The second example happened last week while I was in Denver. A consultant to the profession was telling me about a sole proprietorship he was working with. When he sent him the standard survey to complete, asking various questions about his firm, the consultant noticed the practitioner marked all of the questions regarding hours, realization, revenue per hour, with a “Not Applicable.” So the consultant calls the CPA, and was informed the CPA does everything on a fixed price and doesn’t have timesheets.
This CPA grosses $1.8 million per year, and puts a bit more than 50% of that to the bottom line. So rather than the consultant wondering what this CPA does that’s different, and if there’s any lessons to be learned, he offers the following advice: “You need to get a time and billing program so you can measure the efficiency of your people.” Then he has the temerity to ask me (of all people!) if this was the right advice?
I’m sorry, but this CPA is in the top 1% of profitable firms in the world. He got there by bucking the status quo of selling and tracking hours, not embracing it. Why does the consultant want him to conform to the same practices used by less effective firms? It’s an interesting question, and I’m not sure I have a satisfactory answer, except for this: consultants are intellectually lazy, and will take the easy way out. They like to standardize firms, and spread “best practices” among the firms they come into contact with.
They also don’t innovate, or think of ways to constantly improve firms. They don’t understand the difference between a knowledge worker and a service worker, continuing to think they can move people around like bags of cement to increase hours and efficiency. They also don’t ever put their own pet theories to the test of evidence, and thus they ignore results that don’t fit their patterns. Rather than positing and testing better theories, they stick with their orthodoxies. This is certainly much easier than innovating and taking risks, which is why I’m sure the buggy whip manufacturers were guided by consultants all the way into oblivion.

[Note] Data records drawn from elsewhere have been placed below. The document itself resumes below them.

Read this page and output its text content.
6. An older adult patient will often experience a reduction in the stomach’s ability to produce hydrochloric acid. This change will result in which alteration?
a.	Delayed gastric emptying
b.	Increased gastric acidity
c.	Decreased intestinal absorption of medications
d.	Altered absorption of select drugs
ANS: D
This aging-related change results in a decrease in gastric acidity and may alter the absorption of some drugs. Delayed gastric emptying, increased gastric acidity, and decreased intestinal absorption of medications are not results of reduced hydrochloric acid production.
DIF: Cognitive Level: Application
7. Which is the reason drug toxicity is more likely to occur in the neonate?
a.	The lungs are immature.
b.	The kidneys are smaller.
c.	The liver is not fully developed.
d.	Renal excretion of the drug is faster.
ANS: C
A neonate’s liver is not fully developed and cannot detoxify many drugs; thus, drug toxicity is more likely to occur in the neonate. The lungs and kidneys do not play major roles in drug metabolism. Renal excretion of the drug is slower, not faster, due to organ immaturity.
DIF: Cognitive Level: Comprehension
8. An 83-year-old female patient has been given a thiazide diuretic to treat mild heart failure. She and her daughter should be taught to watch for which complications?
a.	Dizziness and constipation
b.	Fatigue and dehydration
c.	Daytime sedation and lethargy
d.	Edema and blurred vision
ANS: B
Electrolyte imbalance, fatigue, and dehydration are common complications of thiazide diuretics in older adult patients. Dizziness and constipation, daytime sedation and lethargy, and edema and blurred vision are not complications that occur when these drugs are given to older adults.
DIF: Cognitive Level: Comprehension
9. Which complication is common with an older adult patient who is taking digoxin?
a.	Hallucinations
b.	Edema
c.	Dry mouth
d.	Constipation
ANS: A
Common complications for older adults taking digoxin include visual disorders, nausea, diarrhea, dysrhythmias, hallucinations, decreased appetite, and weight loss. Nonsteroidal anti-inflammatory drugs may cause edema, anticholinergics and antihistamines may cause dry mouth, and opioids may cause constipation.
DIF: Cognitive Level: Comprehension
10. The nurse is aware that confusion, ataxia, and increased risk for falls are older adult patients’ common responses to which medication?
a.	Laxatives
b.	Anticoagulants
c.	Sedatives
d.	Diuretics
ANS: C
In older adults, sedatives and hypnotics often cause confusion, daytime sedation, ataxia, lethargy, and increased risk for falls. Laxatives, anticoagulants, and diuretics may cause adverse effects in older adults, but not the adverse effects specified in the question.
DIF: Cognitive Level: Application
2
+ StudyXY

It’s hard enough to make the changes we at VeraSage are proposing for the professions. We don’t need the so-called “leading consultants” keeping us mired in a past that is already dying. Wake up consultants. Stop taking the easy way out. Do what is right, both for the firms you are privileged to work with and the profession you claim to serve. The world has changed. We are a knowledge economy, where firms sell intellectual capital not time. You can’t “manage” a knowledge worker with a timesheet. I wonder if Rob Nixon does a timesheet?